Definition: Communities are networks of social media users which connect like-minded individuals around common interests. These communities are formed by users' interaction histories, whom they follow, what they like and other online behavior.
Social media communities are effectively a new form of word-of-mouth marketing. Communities bring people together around interests, providing businesses with a promotional opportunity to find relevant groups and get their brand or products talked about.
Successfully communicating your brand message to a community is one of the fastest ways to generate new customers and broaden engagement.
For example, imagine that a video game retailer has a new title its customers are able to pre-order earlier than other stores. While such an announcement might not make waves if it's spread to all social media users, it can have a big impact among specific communities of video game enthusiasts or fans of that particular game series. Members of these communities will want to let their fellow members know that it's making this title available for pre-order, and by simply notifying the right group, their members will effectively market your products and generate pre-release buzz.
Before you ever create a strategy for marketing to communities, you need to set some goals. What are you hoping to get out of your social media usage? Do you want to build engagement with existing customers or create new ones? Alternatively, are you looking to kickstart a new marketing campaign or brand? This will help determine your strategy going forward.

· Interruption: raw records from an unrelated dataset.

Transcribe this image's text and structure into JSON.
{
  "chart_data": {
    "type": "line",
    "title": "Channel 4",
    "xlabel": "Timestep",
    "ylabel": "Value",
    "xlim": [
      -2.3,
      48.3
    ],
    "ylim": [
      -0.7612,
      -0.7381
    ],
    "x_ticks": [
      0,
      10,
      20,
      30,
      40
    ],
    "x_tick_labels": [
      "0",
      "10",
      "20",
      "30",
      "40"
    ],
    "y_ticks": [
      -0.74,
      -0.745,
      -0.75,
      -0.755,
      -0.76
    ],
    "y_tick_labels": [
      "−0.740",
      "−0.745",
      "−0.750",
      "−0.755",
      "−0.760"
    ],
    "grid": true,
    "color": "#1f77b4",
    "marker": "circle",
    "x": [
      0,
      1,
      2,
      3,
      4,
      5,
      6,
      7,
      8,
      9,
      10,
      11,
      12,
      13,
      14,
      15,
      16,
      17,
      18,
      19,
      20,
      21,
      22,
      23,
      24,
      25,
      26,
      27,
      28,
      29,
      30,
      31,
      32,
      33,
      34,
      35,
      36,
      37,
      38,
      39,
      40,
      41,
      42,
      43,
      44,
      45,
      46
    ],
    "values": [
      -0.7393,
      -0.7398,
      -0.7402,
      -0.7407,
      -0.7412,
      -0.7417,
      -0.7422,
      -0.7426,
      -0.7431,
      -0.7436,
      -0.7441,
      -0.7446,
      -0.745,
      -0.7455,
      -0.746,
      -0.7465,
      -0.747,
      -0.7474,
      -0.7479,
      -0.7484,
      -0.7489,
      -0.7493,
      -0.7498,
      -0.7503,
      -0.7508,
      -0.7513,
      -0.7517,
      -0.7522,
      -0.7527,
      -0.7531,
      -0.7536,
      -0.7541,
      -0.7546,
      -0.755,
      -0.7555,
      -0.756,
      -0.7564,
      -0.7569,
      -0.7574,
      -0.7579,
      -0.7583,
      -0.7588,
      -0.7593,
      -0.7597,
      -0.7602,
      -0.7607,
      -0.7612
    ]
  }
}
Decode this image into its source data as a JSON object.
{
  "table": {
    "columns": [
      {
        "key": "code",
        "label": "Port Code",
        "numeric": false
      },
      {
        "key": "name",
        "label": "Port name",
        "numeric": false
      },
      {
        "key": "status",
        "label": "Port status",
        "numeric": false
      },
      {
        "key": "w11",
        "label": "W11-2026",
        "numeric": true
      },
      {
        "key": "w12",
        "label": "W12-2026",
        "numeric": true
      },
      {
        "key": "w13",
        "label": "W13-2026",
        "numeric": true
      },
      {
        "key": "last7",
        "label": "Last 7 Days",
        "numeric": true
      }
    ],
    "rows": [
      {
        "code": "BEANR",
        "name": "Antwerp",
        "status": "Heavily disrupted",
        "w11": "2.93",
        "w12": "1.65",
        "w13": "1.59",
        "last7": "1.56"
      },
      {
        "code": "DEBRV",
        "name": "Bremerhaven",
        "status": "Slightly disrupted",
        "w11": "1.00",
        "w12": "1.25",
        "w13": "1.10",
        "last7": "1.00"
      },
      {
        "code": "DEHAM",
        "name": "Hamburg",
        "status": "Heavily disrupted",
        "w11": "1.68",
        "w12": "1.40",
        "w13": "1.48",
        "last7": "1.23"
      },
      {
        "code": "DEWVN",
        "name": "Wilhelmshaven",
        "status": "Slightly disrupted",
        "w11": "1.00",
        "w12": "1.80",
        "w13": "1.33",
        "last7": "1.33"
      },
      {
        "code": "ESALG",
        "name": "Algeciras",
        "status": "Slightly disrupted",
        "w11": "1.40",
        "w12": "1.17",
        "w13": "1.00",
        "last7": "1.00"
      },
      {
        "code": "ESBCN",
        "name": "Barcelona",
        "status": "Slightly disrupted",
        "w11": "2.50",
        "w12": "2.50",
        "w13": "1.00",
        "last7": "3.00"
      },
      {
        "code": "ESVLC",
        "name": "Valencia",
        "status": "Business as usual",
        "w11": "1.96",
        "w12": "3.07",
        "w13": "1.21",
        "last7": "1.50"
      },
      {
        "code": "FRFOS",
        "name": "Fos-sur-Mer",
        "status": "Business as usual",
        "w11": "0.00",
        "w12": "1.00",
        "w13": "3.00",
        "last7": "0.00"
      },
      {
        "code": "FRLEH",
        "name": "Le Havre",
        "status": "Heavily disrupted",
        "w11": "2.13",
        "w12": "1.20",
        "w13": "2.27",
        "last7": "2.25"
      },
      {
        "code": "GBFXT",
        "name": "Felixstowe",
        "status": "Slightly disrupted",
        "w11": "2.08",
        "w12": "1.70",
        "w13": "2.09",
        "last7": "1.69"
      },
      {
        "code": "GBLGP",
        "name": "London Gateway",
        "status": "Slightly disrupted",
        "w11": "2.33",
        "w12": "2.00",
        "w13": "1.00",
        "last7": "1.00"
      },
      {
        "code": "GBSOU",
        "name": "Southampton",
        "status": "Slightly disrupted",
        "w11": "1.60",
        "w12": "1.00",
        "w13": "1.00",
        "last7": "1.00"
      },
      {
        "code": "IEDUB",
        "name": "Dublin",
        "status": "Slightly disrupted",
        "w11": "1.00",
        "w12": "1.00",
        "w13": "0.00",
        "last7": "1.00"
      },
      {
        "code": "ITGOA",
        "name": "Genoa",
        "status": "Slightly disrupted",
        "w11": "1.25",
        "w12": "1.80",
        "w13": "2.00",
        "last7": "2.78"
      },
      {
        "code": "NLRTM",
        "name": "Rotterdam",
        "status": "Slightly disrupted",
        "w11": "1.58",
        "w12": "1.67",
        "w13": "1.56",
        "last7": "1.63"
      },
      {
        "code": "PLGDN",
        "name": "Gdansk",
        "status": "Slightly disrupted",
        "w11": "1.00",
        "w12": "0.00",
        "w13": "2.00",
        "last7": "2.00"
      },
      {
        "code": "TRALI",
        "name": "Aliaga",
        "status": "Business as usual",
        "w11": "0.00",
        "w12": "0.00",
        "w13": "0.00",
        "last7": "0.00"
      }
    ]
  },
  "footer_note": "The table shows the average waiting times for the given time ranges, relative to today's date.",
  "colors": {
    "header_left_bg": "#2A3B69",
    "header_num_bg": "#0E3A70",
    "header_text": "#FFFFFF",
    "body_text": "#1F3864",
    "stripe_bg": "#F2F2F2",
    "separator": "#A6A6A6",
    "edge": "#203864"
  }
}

Find the right communities. Ideally, they will be ones that are interested in your particular industry. If you're a book retailer, for instance, you might want to target communities that are talking about a particular book or fans of a particular author. Twitter can be particularly useful for this because you can look up hashtags and quickly identify these communities.
Identify which type of community suits your marketing efforts. The Pew Research Center identified six different kinds, such as tight crowds, which are comprised of interconnected people with few outsiders, or community clusters, or many smaller groups that have their own conversations, audience and information sources. There is a variety of free software available that you can use to map out these networks and identify key users.